Anjum Altaf in The South Asian Idea:
In a discussion of the arts, it was mentioned that middle-class families in India encouraged children to learn classical music because it was a mark of high culture; it made one special in one’s esteem and in that of others. It was then asked why classical music was not healthy in Pakistan given that much the same considerations should be applicable across the border. It is my sense that the question was less an expression of belief and more an opening for a discussion and I am going to exploit that to speculate on some topics of interest.
The one-word, and not altogether flippant, answer to the question is God. Hindu deities (Krishna and Saraswati, to mention just two) not only approve of but delight in music. Whether Allah approves or disapproves is still in doubt with no resolution in sight while the camp of disapprovers continues to add adherents.
That would be sufficient; but simple answers rarely do justice to the fascinating complexities of reality. Many conjectures beg to be addressed and many tales clamor to be told.
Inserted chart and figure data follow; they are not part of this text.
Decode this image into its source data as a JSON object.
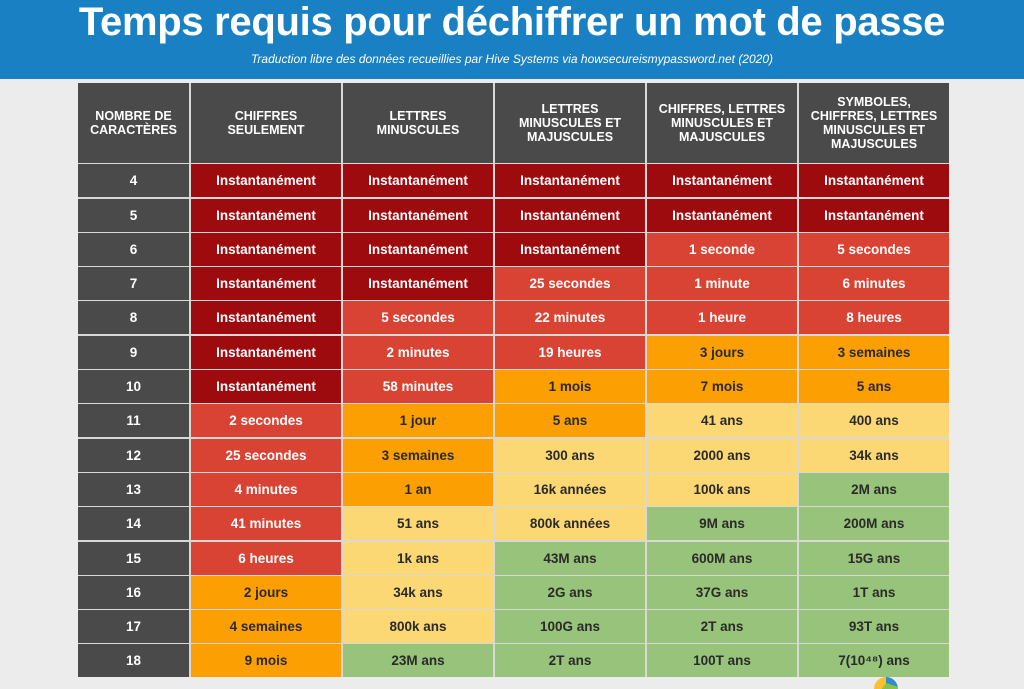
{
  "banner": {
    "title": "Temps requis pour déchiffrer un mot de passe",
    "subtitle": "Traduction libre des données recueillies par Hive Systems via howsecureismypassword.net (2020)",
    "color": "#1a80c4"
  },
  "headers": [
    "NOMBRE DE CARACTÈRES",
    "CHIFFRES SEULEMENT",
    "LETTRES MINUSCULES",
    "LETTRES MINUSCULES ET MAJUSCULES",
    "CHIFFRES, LETTRES MINUSCULES ET MAJUSCULES",
    "SYMBOLES, CHIFFRES, LETTRES MINUSCULES ET MAJUSCULES"
  ],
  "legend_levels": {
    "i": "#9e0b0f",
    "r": "#d94333",
    "o": "#fb9f03",
    "y": "#fcd874",
    "g": "#97c37a"
  },
  "rows": [
    {
      "n": "4",
      "cells": [
        [
          "Instantanément",
          "i"
        ],
        [
          "Instantanément",
          "i"
        ],
        [
          "Instantanément",
          "i"
        ],
        [
          "Instantanément",
          "i"
        ],
        [
          "Instantanément",
          "i"
        ]
      ]
    },
    {
      "n": "5",
      "cells": [
        [
          "Instantanément",
          "i"
        ],
        [
          "Instantanément",
          "i"
        ],
        [
          "Instantanément",
          "i"
        ],
        [
          "Instantanément",
          "i"
        ],
        [
          "Instantanément",
          "i"
        ]
      ]
    },
    {
      "n": "6",
      "cells": [
        [
          "Instantanément",
          "i"
        ],
        [
          "Instantanément",
          "i"
        ],
        [
          "Instantanément",
          "i"
        ],
        [
          "1 seconde",
          "r"
        ],
        [
          "5 secondes",
          "r"
        ]
      ]
    },
    {
      "n": "7",
      "cells": [
        [
          "Instantanément",
          "i"
        ],
        [
          "Instantanément",
          "i"
        ],
        [
          "25 secondes",
          "r"
        ],
        [
          "1 minute",
          "r"
        ],
        [
          "6 minutes",
          "r"
        ]
      ]
    },
    {
      "n": "8",
      "cells": [
        [
          "Instantanément",
          "i"
        ],
        [
          "5 secondes",
          "r"
        ],
        [
          "22 minutes",
          "r"
        ],
        [
          "1 heure",
          "r"
        ],
        [
          "8 heures",
          "r"
        ]
      ]
    },
    {
      "n": "9",
      "cells": [
        [
          "Instantanément",
          "i"
        ],
        [
          "2 minutes",
          "r"
        ],
        [
          "19 heures",
          "r"
        ],
        [
          "3 jours",
          "o"
        ],
        [
          "3 semaines",
          "o"
        ]
      ]
    },
    {
      "n": "10",
      "cells": [
        [
          "Instantanément",
          "i"
        ],
        [
          "58 minutes",
          "r"
        ],
        [
          "1 mois",
          "o"
        ],
        [
          "7 mois",
          "o"
        ],
        [
          "5 ans",
          "o"
        ]
      ]
    },
    {
      "n": "11",
      "cells": [
        [
          "2 secondes",
          "r"
        ],
        [
          "1 jour",
          "o"
        ],
        [
          "5 ans",
          "o"
        ],
        [
          "41 ans",
          "y"
        ],
        [
          "400 ans",
          "y"
        ]
      ]
    },
    {
      "n": "12",
      "cells": [
        [
          "25 secondes",
          "r"
        ],
        [
          "3 semaines",
          "o"
        ],
        [
          "300 ans",
          "y"
        ],
        [
          "2000 ans",
          "y"
        ],
        [
          "34k ans",
          "y"
        ]
      ]
    },
    {
      "n": "13",
      "cells": [
        [
          "4 minutes",
          "r"
        ],
        [
          "1 an",
          "o"
        ],
        [
          "16k années",
          "y"
        ],
        [
          "100k ans",
          "y"
        ],
        [
          "2M ans",
          "g"
        ]
      ]
    },
    {
      "n": "14",
      "cells": [
        [
          "41 minutes",
          "r"
        ],
        [
          "51 ans",
          "y"
        ],
        [
          "800k années",
          "y"
        ],
        [
          "9M ans",
          "g"
        ],
        [
          "200M ans",
          "g"
        ]
      ]
    },
    {
      "n": "15",
      "cells": [
        [
          "6 heures",
          "r"
        ],
        [
          "1k ans",
          "y"
        ],
        [
          "43M ans",
          "g"
        ],
        [
          "600M ans",
          "g"
        ],
        [
          "15G ans",
          "g"
        ]
      ]
    },
    {
      "n": "16",
      "cells": [
        [
          "2 jours",
          "o"
        ],
        [
          "34k ans",
          "y"
        ],
        [
          "2G ans",
          "g"
        ],
        [
          "37G ans",
          "g"
        ],
        [
          "1T ans",
          "g"
        ]
      ]
    },
    {
      "n": "17",
      "cells": [
        [
          "4 semaines",
          "o"
        ],
        [
          "800k ans",
          "y"
        ],
        [
          "100G ans",
          "g"
        ],
        [
          "2T ans",
          "g"
        ],
        [
          "93T ans",
          "g"
        ]
      ]
    },
    {
      "n": "18",
      "cells": [
        [
          "9 mois",
          "o"
        ],
        [
          "23M ans",
          "g"
        ],
        [
          "2T ans",
          "g"
        ],
        [
          "100T ans",
          "g"
        ],
        [
          "7(10⁴⁸) ans",
          "g"
        ]
      ]
    }
  ]
}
Ustad Jhandey Khan was the guru of Begum Akhtar and the mentor of Naushad. His story, found in a fading magazine from the 1960s, was the centerpiece of a lament about the conflicted state of music in Pakistan. Ustad Jhandey Khan loved his music and would weep all night after practicing certain ragas. Then something would happen; he would unstring his instruments and pronounce that henceforth there would be no more profanity in his house. Life would lose all meaning; after a while he would quietly go back to the music. The point of the article was that music would never flourish in Pakistan till this conflict between the yearning of the soul and the voices in the head was resolved.